Standard Model and QCD

Recommended Prerequisites

Quantum Mechanics and Special Relativity.

Teaching Methods

Constant reference to the physical systems to which the quantum relativistic descriptions apply. Emphasis on the related mathematical techniques necessary to obtain particle properties.     

Learning Outcomes

  - The phenomenology of Elementary Particle Physics in terms of the Standard Model.

  - Calculation of the Feynman rules  associated with a quanum theory with gauge invariance.

  - Use of the renormalization group methods to calculate couplings at different scales.

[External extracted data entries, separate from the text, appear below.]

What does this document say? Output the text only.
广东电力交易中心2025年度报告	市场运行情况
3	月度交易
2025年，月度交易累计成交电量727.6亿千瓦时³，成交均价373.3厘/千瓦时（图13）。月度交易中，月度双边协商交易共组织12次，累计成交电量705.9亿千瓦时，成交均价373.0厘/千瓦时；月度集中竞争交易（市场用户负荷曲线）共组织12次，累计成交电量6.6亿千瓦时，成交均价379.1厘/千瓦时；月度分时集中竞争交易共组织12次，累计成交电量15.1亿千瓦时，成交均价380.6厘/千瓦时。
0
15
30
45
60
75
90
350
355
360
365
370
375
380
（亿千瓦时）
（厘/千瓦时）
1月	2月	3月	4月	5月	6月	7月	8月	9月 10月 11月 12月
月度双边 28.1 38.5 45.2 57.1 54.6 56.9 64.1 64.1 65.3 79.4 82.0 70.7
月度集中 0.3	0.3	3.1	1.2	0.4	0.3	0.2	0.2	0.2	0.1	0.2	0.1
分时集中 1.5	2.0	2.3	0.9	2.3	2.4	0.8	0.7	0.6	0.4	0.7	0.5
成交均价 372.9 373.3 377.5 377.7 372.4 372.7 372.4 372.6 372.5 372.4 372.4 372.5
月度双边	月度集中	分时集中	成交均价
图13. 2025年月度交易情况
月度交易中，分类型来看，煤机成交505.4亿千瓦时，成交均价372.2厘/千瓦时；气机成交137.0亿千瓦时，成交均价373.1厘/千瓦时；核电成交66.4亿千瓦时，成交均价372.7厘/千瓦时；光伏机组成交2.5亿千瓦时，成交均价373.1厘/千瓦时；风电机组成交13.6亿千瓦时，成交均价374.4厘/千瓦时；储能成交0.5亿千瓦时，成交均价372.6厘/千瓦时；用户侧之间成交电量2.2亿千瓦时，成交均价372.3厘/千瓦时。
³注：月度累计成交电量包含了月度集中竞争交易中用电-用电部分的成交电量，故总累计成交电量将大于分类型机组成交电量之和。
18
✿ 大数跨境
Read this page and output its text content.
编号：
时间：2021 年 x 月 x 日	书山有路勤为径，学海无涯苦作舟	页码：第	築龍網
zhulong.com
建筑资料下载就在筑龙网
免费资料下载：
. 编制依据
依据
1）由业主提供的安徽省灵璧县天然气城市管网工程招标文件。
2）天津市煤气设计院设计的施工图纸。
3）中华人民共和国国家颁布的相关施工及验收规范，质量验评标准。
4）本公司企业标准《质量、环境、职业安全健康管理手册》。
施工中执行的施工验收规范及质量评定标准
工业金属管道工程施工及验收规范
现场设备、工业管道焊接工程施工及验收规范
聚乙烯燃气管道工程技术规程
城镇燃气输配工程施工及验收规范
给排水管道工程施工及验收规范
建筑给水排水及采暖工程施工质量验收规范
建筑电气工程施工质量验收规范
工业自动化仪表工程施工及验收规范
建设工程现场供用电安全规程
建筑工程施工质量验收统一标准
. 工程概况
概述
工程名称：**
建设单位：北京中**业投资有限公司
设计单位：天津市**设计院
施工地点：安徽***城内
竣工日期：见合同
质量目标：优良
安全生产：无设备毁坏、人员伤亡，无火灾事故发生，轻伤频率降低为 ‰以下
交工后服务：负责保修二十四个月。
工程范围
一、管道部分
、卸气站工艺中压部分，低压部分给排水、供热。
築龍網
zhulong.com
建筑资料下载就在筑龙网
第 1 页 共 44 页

  - Use of the parton model and effective field models in the calculation of hadronic cross sections. 

Work Placement(s)

No

Syllabus

-Symmetries: chiral fermions, Noether theorem, Ward-Takahashi identities, gauge symmetries and Slavnov-Taylor identities.

 - Spontaneous symmetry breaking and Goldstone theorem.

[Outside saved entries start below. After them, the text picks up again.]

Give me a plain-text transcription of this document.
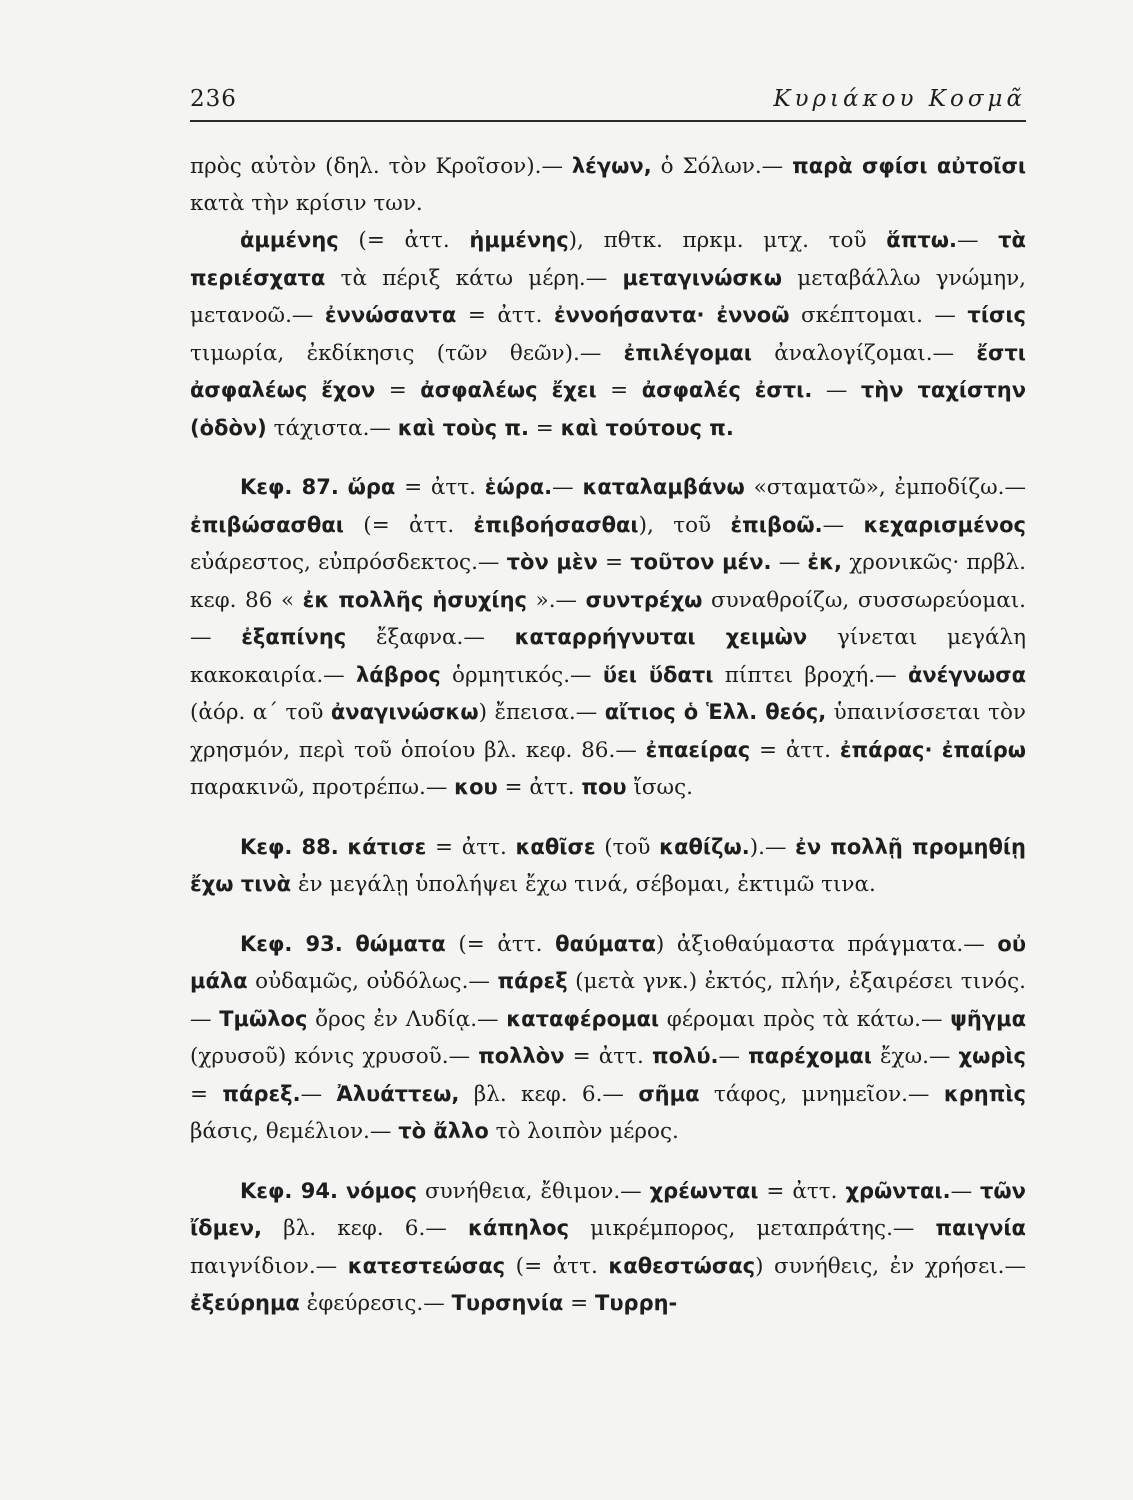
236	Κυριάκου Κοσμᾶ

πρὸς αὐτὸν (δηλ. τὸν Κροῖσον).— λέγων, ὁ Σόλων.— παρὰ σφίσι αὐτοῖσι κατὰ τὴν κρίσιν των.

ἀμμένης (= ἀττ. ἠμμένης), πθτκ. πρκμ. μτχ. τοῦ ἅπτω.— τὰ περιέσχατα τὰ πέριξ κάτω μέρη.— μεταγινώσκω μεταβάλλω γνώμην, μετανοῶ.— ἐννώσαντα = ἀττ. ἐννοήσαντα· ἐννοῶ σκέπτομαι. — τίσις τιμωρία, ἐκδίκησις (τῶν θεῶν).— ἐπιλέγομαι ἀναλογίζομαι.— ἔστι ἀσφαλέως ἔχον = ἀσφαλέως ἔχει = ἀσφαλές ἐστι. — τὴν ταχίστην (ὁδὸν) τάχιστα.— καὶ τοὺς π. = καὶ τούτους π.

Κεφ. 87. ὥρα = ἀττ. ἑώρα.— καταλαμβάνω «σταματῶ», ἐμποδίζω.— ἐπιβώσασθαι (= ἀττ. ἐπιβοήσασθαι), τοῦ ἐπιβοῶ.— κεχαρισμένος εὐάρεστος, εὐπρόσδεκτος.— τὸν μὲν = τοῦτον μέν. — ἐκ, χρονικῶς· πρβλ. κεφ. 86 « ἐκ πολλῆς ἡσυχίης ».— συντρέχω συναθροίζω, συσσωρεύομαι.— ἐξαπίνης ἔξαφνα.— καταρρήγνυται χειμὼν γίνεται μεγάλη κακοκαιρία.— λάβρος ὁρμητικός.— ὕει ὕδατι πίπτει βροχή.— ἀνέγνωσα (ἀόρ. α΄ τοῦ ἀναγινώσκω) ἔπεισα.— αἴτιος ὁ Ἑλλ. θεός, ὑπαινίσσεται τὸν χρησμόν, περὶ τοῦ ὁποίου βλ. κεφ. 86.— ἐπαείρας = ἀττ. ἐπάρας· ἐπαίρω παρακινῶ, προτρέπω.— κου = ἀττ. που ἴσως.

Κεφ. 88. κάτισε = ἀττ. καθῖσε (τοῦ καθίζω.).— ἐν πολλῇ προμηθίῃ ἔχω τινὰ ἐν μεγάλῃ ὑπολήψει ἔχω τινά, σέβομαι, ἐκτιμῶ τινα.

Κεφ. 93. θώματα (= ἀττ. θαύματα) ἀξιοθαύμαστα πράγματα.— οὐ μάλα οὐδαμῶς, οὐδόλως.— πάρεξ (μετὰ γνκ.) ἐκτός, πλήν, ἐξαιρέσει τινός.— Τμῶλος ὄρος ἐν Λυδίᾳ.— καταφέρομαι φέρομαι πρὸς τὰ κάτω.— ψῆγμα (χρυσοῦ) κόνις χρυσοῦ.— πολλὸν = ἀττ. πολύ.— παρέχομαι ἔχω.— χωρὶς = πάρεξ.— Ἀλυάττεω, βλ. κεφ. 6.— σῆμα τάφος, μνημεῖον.— κρηπὶς βάσις, θεμέλιον.— τὸ ἄλλο τὸ λοιπὸν μέρος.

Κεφ. 94. νόμος συνήθεια, ἔθιμον.— χρέωνται = ἀττ. χρῶνται.— τῶν ἴδμεν, βλ. κεφ. 6.— κάπηλος μικρέμπορος, μεταπράτης.— παιγνία παιγνίδιον.— κατεστεώσας (= ἀττ. καθεστώσας) συνήθεις, ἐν χρήσει.— ἐξεύρημα ἐφεύρεσις.— Τυρσηνία = Τυρρη-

 - The Standard Model Lagrangian: the electroweak and hadronic sectors, the Higgs sector.

 - Quantization of the Standard Model Lagrangian.

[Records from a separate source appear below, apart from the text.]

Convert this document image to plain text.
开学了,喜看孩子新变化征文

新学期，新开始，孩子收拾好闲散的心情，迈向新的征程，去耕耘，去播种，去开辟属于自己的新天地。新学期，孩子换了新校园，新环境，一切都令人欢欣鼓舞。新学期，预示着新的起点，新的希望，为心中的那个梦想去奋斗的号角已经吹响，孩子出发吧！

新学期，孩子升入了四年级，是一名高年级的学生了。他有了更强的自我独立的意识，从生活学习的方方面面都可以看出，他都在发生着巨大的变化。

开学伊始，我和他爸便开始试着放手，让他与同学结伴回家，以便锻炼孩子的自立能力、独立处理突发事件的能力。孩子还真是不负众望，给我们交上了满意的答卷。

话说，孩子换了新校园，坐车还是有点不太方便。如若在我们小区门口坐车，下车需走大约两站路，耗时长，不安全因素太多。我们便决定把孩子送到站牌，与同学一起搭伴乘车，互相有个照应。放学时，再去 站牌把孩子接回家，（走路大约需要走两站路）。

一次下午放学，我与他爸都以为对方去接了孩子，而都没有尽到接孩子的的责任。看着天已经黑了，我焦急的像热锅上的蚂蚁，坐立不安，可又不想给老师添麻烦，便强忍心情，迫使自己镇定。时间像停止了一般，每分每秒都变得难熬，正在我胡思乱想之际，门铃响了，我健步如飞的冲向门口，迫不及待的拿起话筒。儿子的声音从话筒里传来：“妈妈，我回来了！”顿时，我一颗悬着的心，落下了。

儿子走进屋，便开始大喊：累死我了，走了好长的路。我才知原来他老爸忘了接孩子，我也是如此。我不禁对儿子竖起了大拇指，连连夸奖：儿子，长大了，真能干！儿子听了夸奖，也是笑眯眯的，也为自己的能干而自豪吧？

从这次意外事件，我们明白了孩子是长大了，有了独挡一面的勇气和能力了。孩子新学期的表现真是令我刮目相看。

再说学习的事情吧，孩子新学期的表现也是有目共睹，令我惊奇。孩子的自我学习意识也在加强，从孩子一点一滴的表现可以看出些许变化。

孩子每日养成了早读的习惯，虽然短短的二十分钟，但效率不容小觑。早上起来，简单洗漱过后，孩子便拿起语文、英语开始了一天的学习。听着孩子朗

 - QCD: asymptotic freedom and renormalization group.

 - The parton model.

 - The  non-perturbatie regime of QCD and effective theory approaches.  

Head Lecturer(s)

Brigitte Anabelle Vaz Abreu Hiller

Assessment Methods

Assessment
Project: 40.0%
Resolution Problems: 60.0%

Bibliography

J. F. Donoghue, E. Golowich, B. R. Hostein, Dynamics of the Standard Model, CUP (Cambridge Monographs on Particle Physics, Nuclear Physics and Cosmology), 1996

E. Leader, E. Predassi, An Introduction to Gauge Theories and Modern Particle Physics, Vol 1 & 2, (Cambridge Monographs on Particle Physics, Nuclear Physics and Cosmology), 2008;  

 

I.J. R. Aitchison and A.J.G. Hey, Gauge theories in particle physics, Vol. I & 2 (IoP publishing 2004)

 

S. Pokorski, Gauge field theories, 2^nd edition, Cambridge university press.